Falando nisso, a questão da cultura egípcia só deixa tudo mais incrível no episódio. As peças no museu, o visual de Khonshu, a história que liga os personagens e o leque de possibilidades desse aspecto ser explorado é de deixar qualquer um que assista a esse capítulo ansioso para o que vem por aí. Além disso, a cena final, em que finalmente é revelado o visual do Cavaleiro da Lua, vemos o personagem enfrentar um vilão com jeitão de cachorro, fazendo referência ao embate do Cavaleiro contra o Lobisomem, em sua estreia nos quadrinhos.
E se você tiver um pouco mais de conhecimento acerca da mitologia do próprio Cavaleiro da Lua, provavelmente identificou três personagens dos quadrinhos que foram mencionados ou adaptados para a telinha. A começar pela chefe de Steven no museu, Donna, que adapta a assessora de Marc nos quadrinhos.

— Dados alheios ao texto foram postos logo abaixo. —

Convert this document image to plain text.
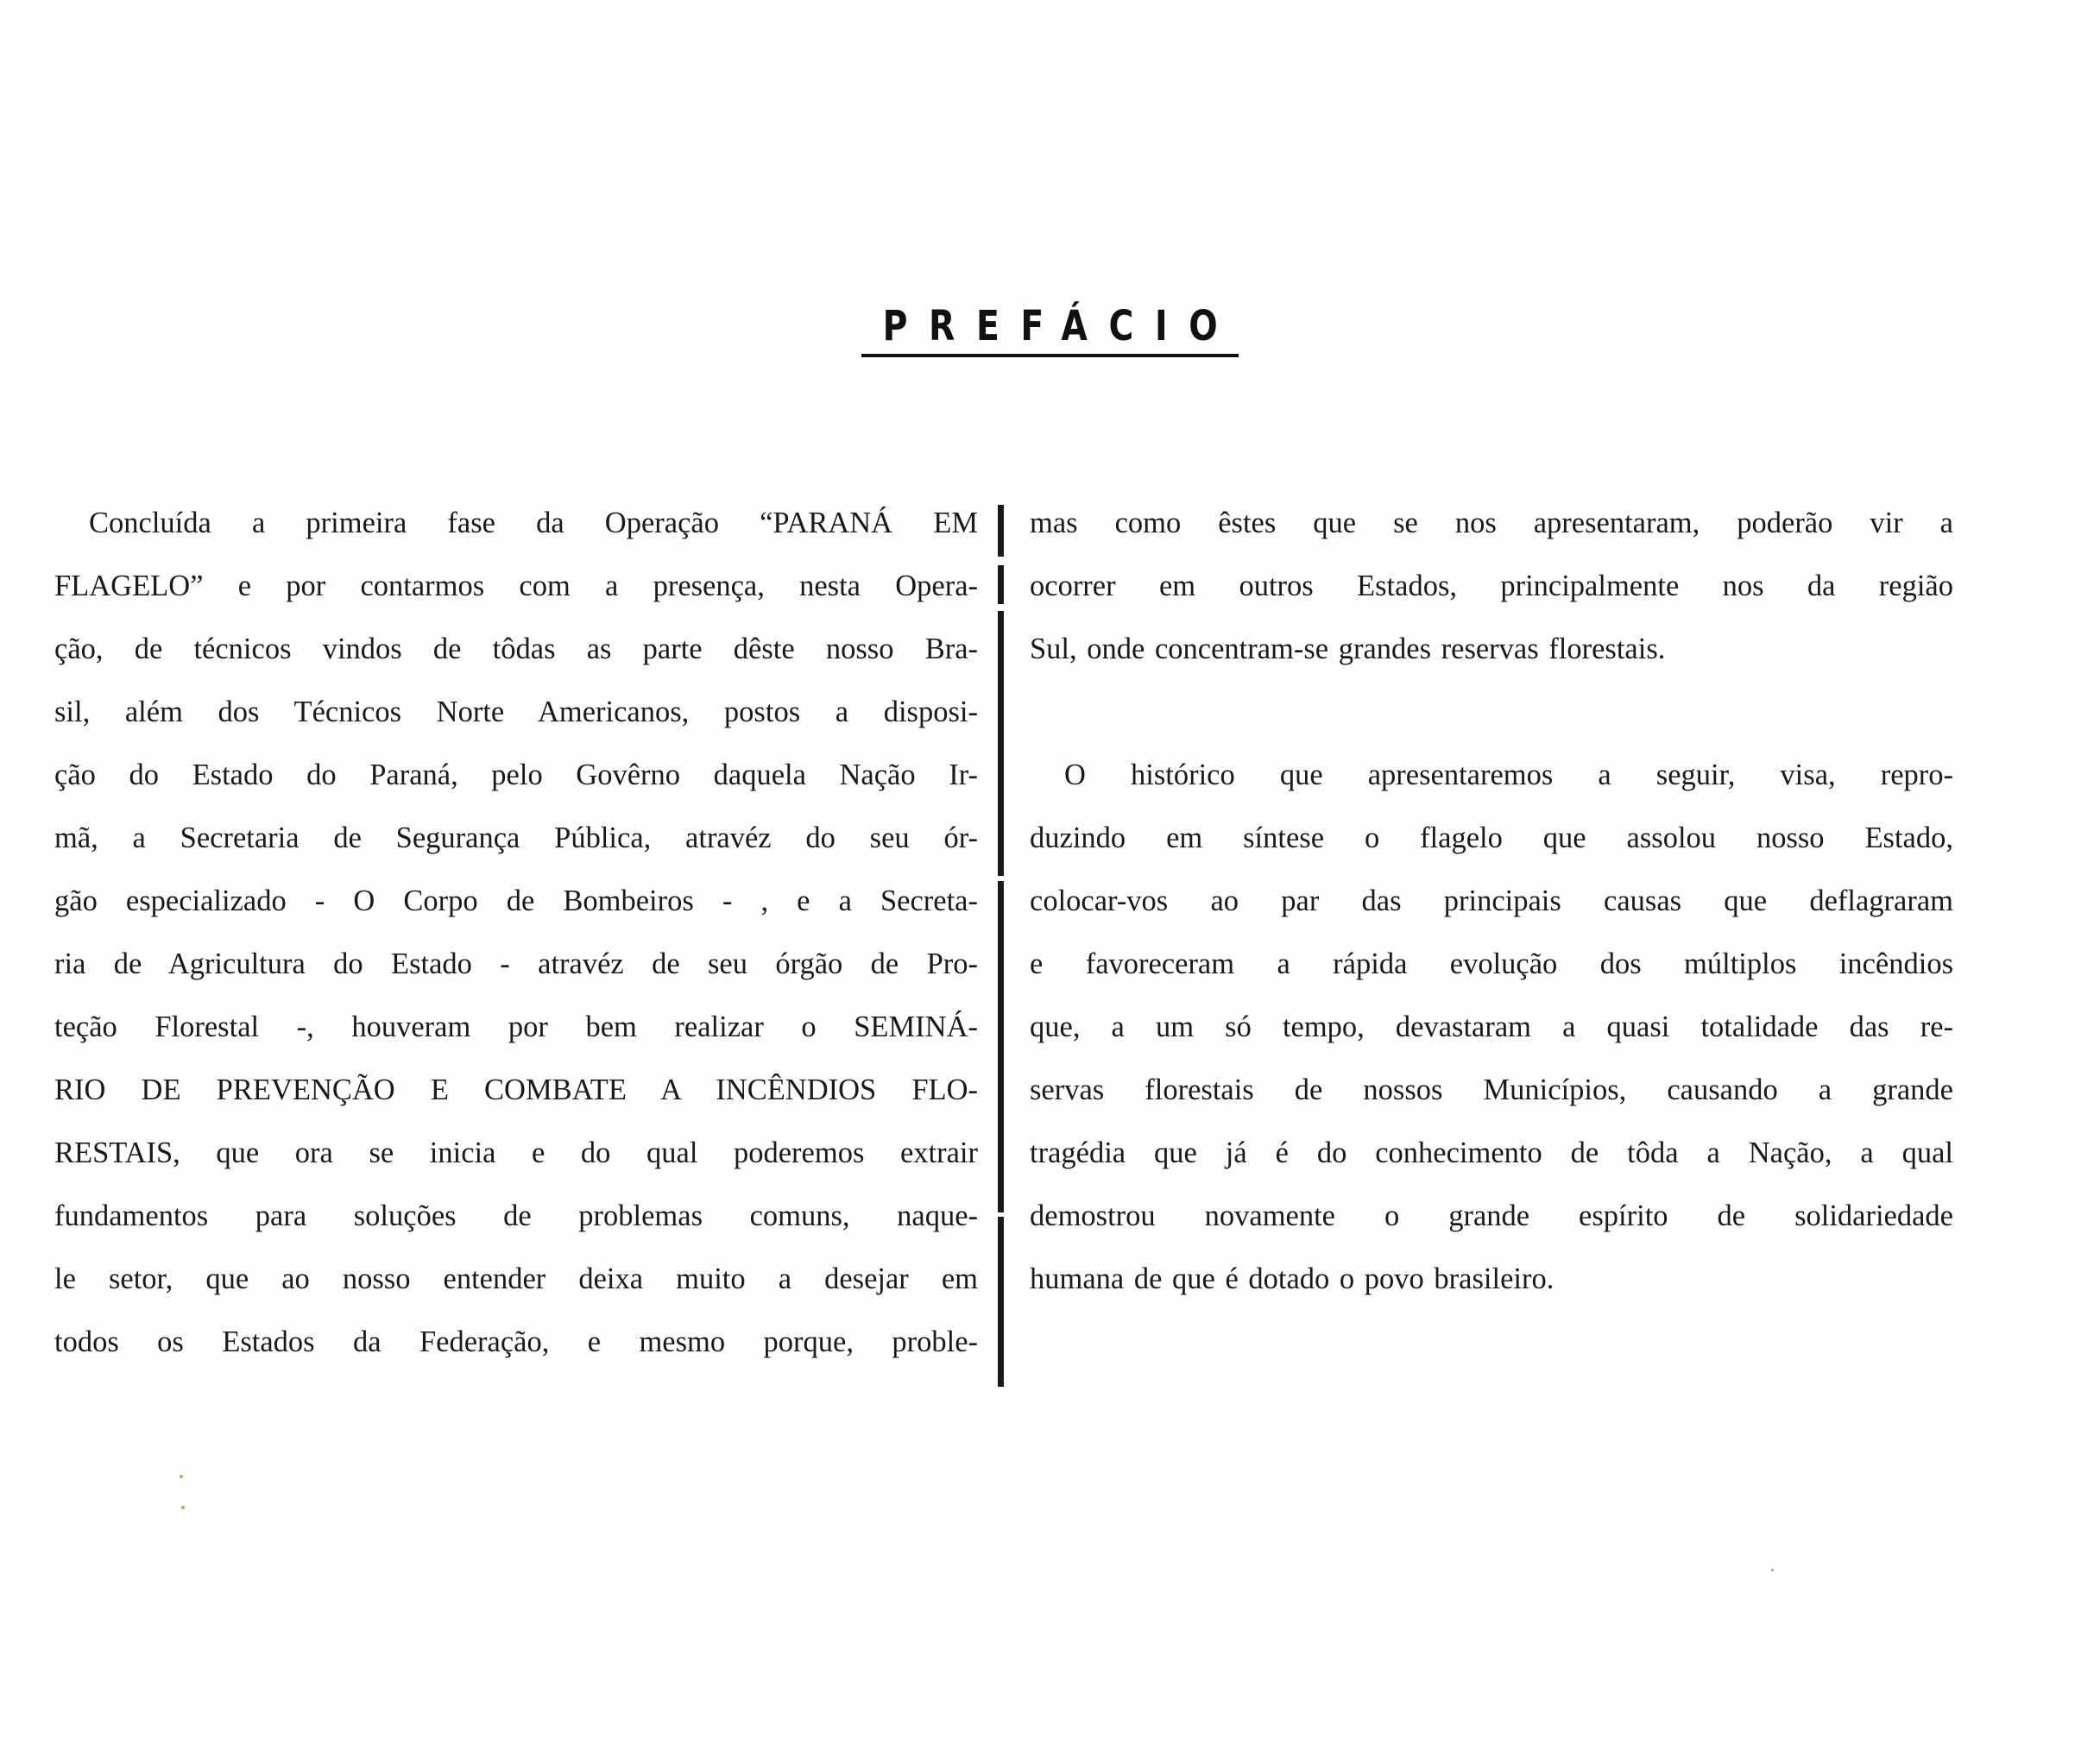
PREFÁCIO
Concluída a primeira fase da Operação “PARANÁ EM
FLAGELO” e por contarmos com a presença, nesta Opera-
ção, de técnicos vindos de tôdas as parte dêste nosso Bra-
sil, além dos Técnicos Norte Americanos, postos a disposi-
ção do Estado do Paraná, pelo Govêrno daquela Nação Ir-
mã, a Secretaria de Segurança Pública, atravéz do seu ór-
gão especializado - O Corpo de Bombeiros - , e a Secreta-
ria de Agricultura do Estado - atravéz de seu órgão de Pro-
teção Florestal -, houveram por bem realizar o SEMINÁ-
RIO DE PREVENÇÃO E COMBATE A INCÊNDIOS FLO-
RESTAIS, que ora se inicia e do qual poderemos extrair
fundamentos para soluções de problemas comuns, naque-
le setor, que ao nosso entender deixa muito a desejar em
todos os Estados da Federação, e mesmo porque, proble-
mas como êstes que se nos apresentaram, poderão vir a
ocorrer em outros Estados, principalmente nos da região
Sul, onde concentram-se grandes reservas florestais.
O histórico que apresentaremos a seguir, visa, repro-
duzindo em síntese o flagelo que assolou nosso Estado,
colocar-vos ao par das principais causas que deflagraram
e favoreceram a rápida evolução dos múltiplos incêndios
que, a um só tempo, devastaram a quasi totalidade das re-
servas florestais de nossos Municípios, causando a grande
tragédia que já é do conhecimento de tôda a Nação, a qual
demostrou novamente o grande espírito de solidariedade
humana de que é dotado o povo brasileiro.
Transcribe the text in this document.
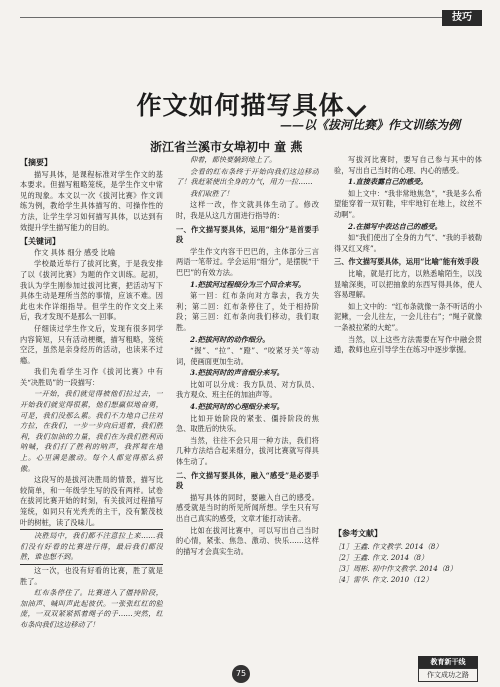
技巧
作文如何描写具体
——以《拔河比赛》作文训练为例
浙江省兰溪市女埠初中 童 燕
【摘要】

描写具体，是课程标准对学生作文的基本要求。但描写粗略笼统，是学生作文中常见的现象。本文以一次《拔河比赛》作文训练为例，教给学生具体描写的、可操作性的方法，让学生学习如何描写具体，以达到有效提升学生描写能力的目的。

【关键词】

作文 具体 细分 感受 比喻

学校最近举行了拔河比赛，于是我安排了以《拔河比赛》为题的作文训练。起初，我认为学生刚参加过拔河比赛，把活动写下具体生动是理所当然的事情，应该不难。因此也未作详细指导。但学生的作文交上来后，我才发现不是那么一回事。

仔细读过学生作文后，发现有很多同学内容简短，只有活动梗概，描写粗略，笼统空泛，虽然是亲身经历的活动，也读来不过瘾。

我们先看学生习作《拔河比赛》中有关“决胜局”的一段描写：

一开始，我们就觉得被他们拉过去，一开始我们就觉得很累，他们想赢似地奋勇，可是，我们没那么累。我们不力地自己往对方拉，在我们，一步一步向后退着，我们胜利，我们加油的力量，我们在为我们胜利而呐喊，我们打了胜利的呐声，我挥舞在地上。心里满是激动。每个人都觉得那么骄傲。

这段写的是拔河决胜局的情景，描写比较简单，和一年级学生写的没有两样。试卷在拔河比赛开始的时刻，有关拔河过程描写笼统，如同只有光秃秃的主干，没有繁茂枝叶的树桩，读了没味儿。

决胜局中，我们都不注意拉上来……我们没有好看的比赛进行得，最后我们都没胜，谁也想不到。

这一次，也没有好看的比赛，胜了就是胜了。

红布条停住了。比赛进入了僵持阶段，加油声、喊叫声此起彼伏。一张张红红的脸庞，一双双紧紧抓着绳子的手……突然，红布条向我们这边移动了！

仰着，都快要躺到地上了。

会看的红布条终于开始向我们这边移动了！我赶紧使出全身的力气，用力一拉……

我们取胜了！

这样一改，作文就具体生动了。修改时，我是从这几方面进行指导的：

一、作文描写要具体，运用“细分”是首要手段

学生作文内容干巴巴的，主体部分三言两语一笔带过。学会运用“细分”，是摆脱“干巴巴”的有效方法。

1.把拔河过程细分为三个回合来写。

第一回：红布条向对方靠去，我方失利；第二回：红布条停住了，处于相持阶段；第三回：红布条向我们移动，我们取胜。

2.把拔河时的动作细分。

“握”、“拉”、“蹬”、“咬紧牙关”等动词，使画面更加生动。

3.把拔河时的声音细分来写。

比如可以分成：我方队员、对方队员、我方观众、班主任的加油声等。

4.把拔河时的心理细分来写。

比如开始阶段的紧张、僵持阶段的焦急、取胜后的快乐。

当然，往往不会只用一种方法，我们将几种方法结合起来细分，拔河比赛就写得具体生动了。

二、作文描写要具体，融入“感受”是必要手段

描写具体的同时，要融入自己的感受。感受就是当时的所见所闻所想。学生只有写出自己真实的感受，文章才能打动读者。

比如在拔河比赛中，可以写出自己当时的心情，紧张、焦急、激动、快乐……这样的描写才会真实生动。

写拔河比赛时，要写自己参与其中的体验，写出自己当时的心理、内心的感受。

1.直接表露自己的感受。

如上文中：“我非常地焦急”，“我是多么希望能穿着一双钉鞋，牢牢地钉在地上，纹丝不动啊”。

2.在描写中表达自己的感受。

如“我们使出了全身的力气”、“我的手被勒得又红又疼”。

三、作文描写要具体，运用“比喻”能有效手段

比喻，就是打比方，以熟悉喻陌生，以浅显喻深奥，可以把抽象的东西写得具体，使人容易理解。

如上文中的：“红布条就像一条不听话的小泥鳅，一会儿往左，一会儿往右”；“绳子就像一条被拉紧的大蛇”。

当然，以上这些方法需要在写作中融会贯通，教师也应引导学生在练习中逐步掌握。

【参考文献】

［1］王鑫. 作文教学. 2014（8）

［2］王鑫. 作文. 2014（8）

［3］周彬. 初中作文教学. 2014（8）

［4］雷华. 作文. 2010（12）

75
教育新干线
作文成功之路
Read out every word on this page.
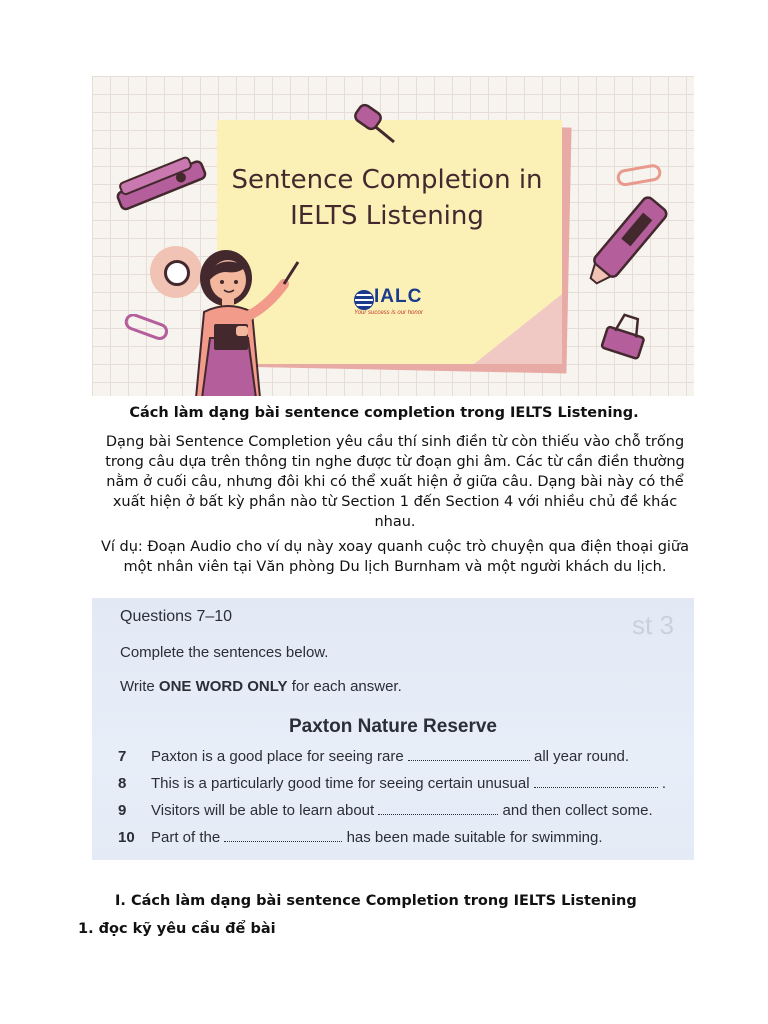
Sentence Completion in
IELTS Listening
IALC
Your success is our honor
Cách làm dạng bài sentence completion trong IELTS Listening.

Dạng bài Sentence Completion yêu cầu thí sinh điền từ còn thiếu vào chỗ trống trong câu dựa trên thông tin nghe được từ đoạn ghi âm. Các từ cần điền thường nằm ở cuối câu, nhưng đôi khi có thể xuất hiện ở giữa câu. Dạng bài này có thể xuất hiện ở bất kỳ phần nào từ Section 1 đến Section 4 với nhiều chủ đề khác nhau.

Ví dụ: Đoạn Audio cho ví dụ này xoay quanh cuộc trò chuyện qua điện thoại giữa một nhân viên tại Văn phòng Du lịch Burnham và một người khách du lịch.

st 3
Questions 7–10
Complete the sentences below.
Write ONE WORD ONLY for each answer.
Paxton Nature Reserve
7 Paxton is a good place for seeing rare	all year round.
8 This is a particularly good time for seeing certain unusual	.
9 Visitors will be able to learn about	and then collect some.
10 Part of the	has been made suitable for swimming.
I. Cách làm dạng bài sentence Completion trong IELTS Listening
1. đọc kỹ yêu cầu để bài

Outro conhecido do protagonista a dar as caras é Bertrand Crawley, a estátua humana com quem Steven conversa na praça. Nas HQs, ele é um informante do anti-herói. Por fim, em meio às ligações perdidas no celular de Marc, é possível ver o nome Duchamp. Nos quadrinhos, Jean-Paul Duchamp, o Francês, é o melhor amigo de Marc Spector e aparece em grande parte das aventuras originais do anti-herói.
Com todos esses elementos, o primeiro episódio faz valer seus cerca de 40 minutos de duração, usados inteiramente para introduzir seus personagens e a trama, deixando de lado as tradicionais menções ao MCU e a outros heróis. Essa independência da série é algo positivo para a produção e para o personagem em si, que parece ganhar uma liberdade maior para seu próprio núcleo.
Os novos episódios de Cavaleiro da Lua estreiam toda quarta no Disney+.